Hezbollah released a statement after the strike, stating that it was a “serious assault on Lebanon” and a “dangerous development in (the) course of (the) war between (the) enemy and (the) axis of resistance.” Similarly, Hamas chief Ismail Haniyeh called it a terrorist act and a violation of Lebanon’s sovereignty.


At least six people have been killed in the targeted strike, all of whom are reportedly part of or involved with Hamas. And while Israel’s military refused to comment, Mark Regev, an adviser to Netanyahu, said: “Whoever did it, it must be clear: this was not an attack on the Lebanese state. Whoever did this carried out a surgical strike against the Hamas leadership.”


Rabah also noted that over the last 10 days, there have been over 15 targeted strikes against key personnel and officials of Iran’s Islamic Revolutionary Guard Corps, or IRGC, in Syria, with one resulting in the killing of senior commander Reda Mousavi, without any significant form of retaliation.


However, the Middle East Institute’s Director of Outreach Firas Maksad sees cause for concern because it places Hezbollah in a difficult position.


“By ignoring Hassan Nasrallah’s explicit warnings that an assassination on Lebanese soil will force a harsh response, Israel is forcing Hezbollah into a dilemma,” Maksad told Arab News


“Either it responds in kind and risks a major war with Israel that it does not want, or it capitulates, thereby allowing Israel to redraw the rules of engagement and possibly open the door to further assassinations due to (the lack) of deterrence.”


“After today’s (Tuesday’s) attack, it has become very difficult for Hezbollah to muddle along with its preference for grey-zone warfare — no full-scale war, but no calm on Israel’s border either. It now has to make a pivotal choice between retaliation and capitulation.”


The Oct. 7 attacks left 1,200 Israeli civilians dead and subsequently saw 20,000 Palestinian civilians, mostly women and children, killed in intense aerial bombings in Gaza, which have been condemned globally.

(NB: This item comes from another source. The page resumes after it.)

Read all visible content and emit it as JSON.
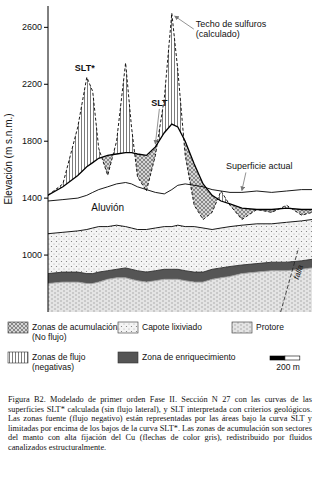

And while the conflict is said to be a long one, with no path to peace in sight just yet, the killing of Al-Arouri in Lebanon’s capital will be seen by many as a significant escalation that should not be taken lightly. Others, however, continue to see it as symbolic blows between the warring sides in the grander political scheme of things.


“Lebanon is not part of this war and Hezbollah, as I underscored previously, will not do anything,” Rabah, the history professor, added.


“Most probably the graphic designers of Hezbollah are adding Al-Arouri’s face and name to the background where Nasrallah will be delivering the speech and he will be joining the list of so-called martyrs on the road to Jerusalem.”